Not then, though. She realised nothing but shapes and terror. A shadow fell on her as she collapsed, finally, to her knees and she whimpered; Malise had caught her. She looked up, squinting into the twilight and, with that part of her brain not screaming, she realised there was a splinter in her knee and that she was halfway across the brig.
‘You hag,’ said a voice out of the great black shape, a snorting Beelzebub whose cloven hooves stamped on the splintered planks. ‘There is no plunder on this side of the bridge, only death.’
Behind him, she saw the flames of hell leap up. Not Malise at all, but the Devil …
‘Mercy,’ she sobbed. ‘Have mercy on a poor sinner.’
She said it in French and the black shape paused, then leaned down. A strong arm grasped her own, hauling her upright. A face, sharp, black-bearded and weighing, thrust itself into her blurred vision, studied her for a long, curious moment, then turned his horse, so that she was hauled after him in a grip of iron.

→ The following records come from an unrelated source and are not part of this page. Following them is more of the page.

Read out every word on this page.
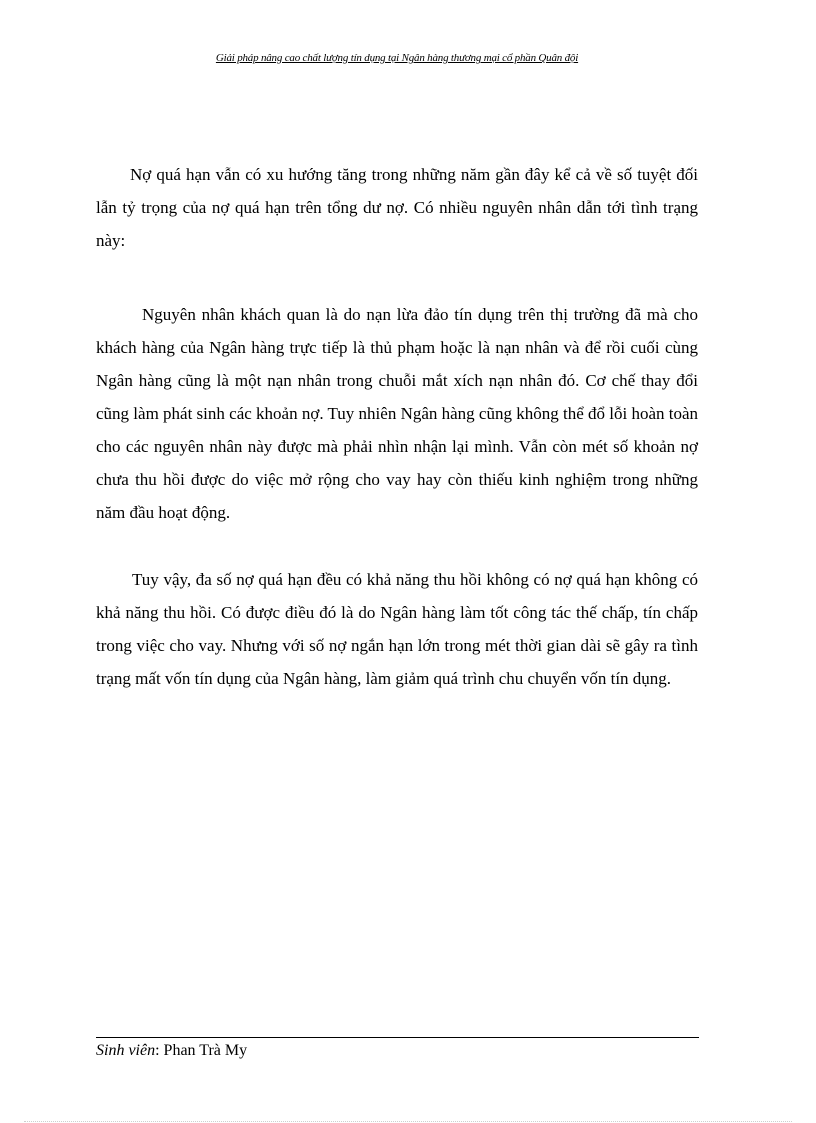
Giải pháp nâng cao chất lượng tín dụng tại Ngân hàng thương mại cổ phần Quân đội

Nợ quá hạn vẫn có xu hướng tăng trong những năm gần đây kể cả về số tuyệt đối lẫn tỷ trọng của nợ quá hạn trên tổng dư nợ. Có nhiều nguyên nhân dẫn tới tình trạng này:

Nguyên nhân khách quan là do nạn lừa đảo tín dụng trên thị trường đã mà cho khách hàng của Ngân hàng trực tiếp là thủ phạm hoặc là nạn nhân và để rồi cuối cùng Ngân hàng cũng là một nạn nhân trong chuỗi mắt xích nạn nhân đó. Cơ chế thay đổi cũng làm phát sinh các khoản nợ. Tuy nhiên Ngân hàng cũng không thể đổ lỗi hoàn toàn cho các nguyên nhân này được mà phải nhìn nhận lại mình. Vẫn còn mét số khoản nợ chưa thu hồi được do việc mở rộng cho vay hay còn thiếu kinh nghiệm trong những năm đầu hoạt động.

Tuy vậy, đa số nợ quá hạn đều có khả năng thu hồi không có nợ quá hạn không có khả năng thu hồi. Có được điều đó là do Ngân hàng làm tốt công tác thế chấp, tín chấp trong việc cho vay. Nhưng với số nợ ngắn hạn lớn trong mét thời gian dài sẽ gây ra tình trạng mất vốn tín dụng của Ngân hàng, làm giảm quá trình chu chuyển vốn tín dụng.

Sinh viên: Phan Trà My
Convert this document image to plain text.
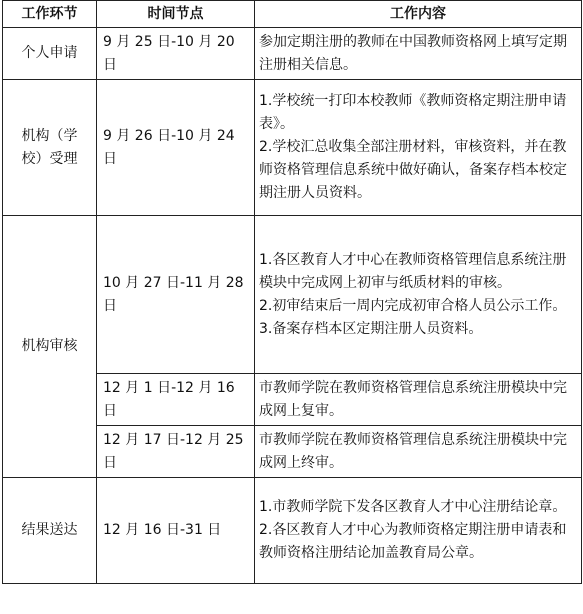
工作环节	时间节点	工作内容
个人申请	9 月 25 日-10 月 20 日	参加定期注册的教师在中国教师资格网上填写定期注册相关信息。

机构（学校）受理	9 月 26 日-10 月 24 日	1.学校统一打印本校教师《教师资格定期注册申请表》。

2.学校汇总收集全部注册材料，审核资料，并在教师资格管理信息系统中做好确认，备案存档本校定期注册人员资料。

机构审核	10 月 27 日-11 月 28 日	1.各区教育人才中心在教师资格管理信息系统注册模块中完成网上初审与纸质材料的审核。

2.初审结束后一周内完成初审合格人员公示工作。

3.备案存档本区定期注册人员资料。

	12 月 1 日-12 月 16 日	市教师学院在教师资格管理信息系统注册模块中完成网上复审。

	12 月 17 日-12 月 25 日	市教师学院在教师资格管理信息系统注册模块中完成网上终审。

结果送达	12 月 16 日-31 日	1.市教师学院下发各区教育人才中心注册结论章。

2.各区教育人才中心为教师资格定期注册申请表和教师资格注册结论加盖教育局公章。
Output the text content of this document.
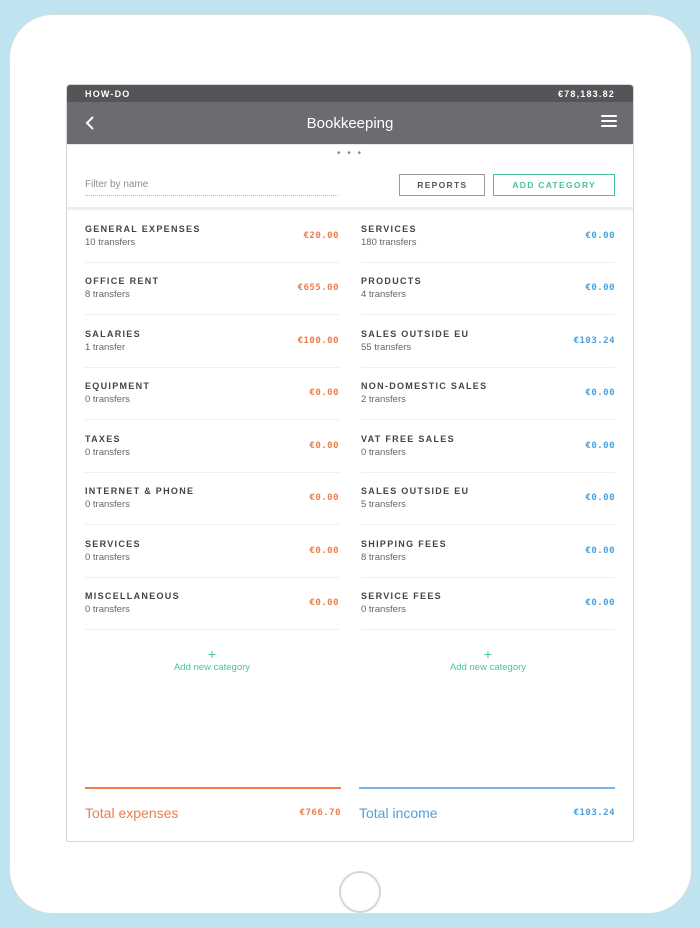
HOW-DO	€78,183.82
Bookkeeping
• • •
Filter by name
REPORTS	ADD CATEGORY
GENERAL EXPENSES
10 transfers
€20.00
OFFICE RENT
8 transfers
€655.00
SALARIES
1 transfer
€100.00
EQUIPMENT
0 transfers
€0.00
TAXES
0 transfers
€0.00
INTERNET & PHONE
0 transfers
€0.00
SERVICES
0 transfers
€0.00
MISCELLANEOUS
0 transfers
€0.00
+
Add new category
SERVICES
180 transfers
€0.00
PRODUCTS
4 transfers
€0.00
SALES OUTSIDE EU
55 transfers
€103.24
NON-DOMESTIC SALES
2 transfers
€0.00
VAT FREE SALES
0 transfers
€0.00
SALES OUTSIDE EU
5 transfers
€0.00
SHIPPING FEES
8 transfers
€0.00
SERVICE FEES
0 transfers
€0.00
+
Add new category
Total expenses	€766.70 Total income	€103.24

‘Move if you want to live,’ the demon answered and she careered after him, shackled to his hand while the flames gibbered and danced, only vaguely wondering, in that small peach pit of sense left to her, why the Devil spoke French.
Chapter Eight
Balantrodoch, Templar Commanderie
Feast of St Andrew Protoclet, November 1297
Death came soft and gentle, yet harsh as haar, on the snow’s back. The news of it filtered down like the sifting flakes and crushed everyone with the chill of it.
The Hardy was dead in the Tower. The Auld Templar’s son was dead in the Tower. It was clear that the English Justinian, even though he was now in Flanders, had a long and petulant reach.
Worse still, the Auld Sire of Herdmanston was dead in Hexham Priory. Of his wounds, the messenger from Roslin said, but Hal knew better – his father, he was sure, had died of having been taken for ransom, at the realisation that he had fought bravely but with little skill and no strength, for age had robbed him of both.
He died from the knowledge that he had ruined Herdmanston, too, for the ransom would beggar the place and that, more than anything, Hal knew, had broken the life from the Auld Sire, like marrow from a snapped bone. The last thing Sir John could do to rescue the situation and all those who depended on him was to die.
And all because he had jumped off the fence, straight into the mire of a war where no-one was sure of his own neighbour. At the behest of the Auld Templar, too, which was worse still, for Hal was twice robbed of folk he held in high regard.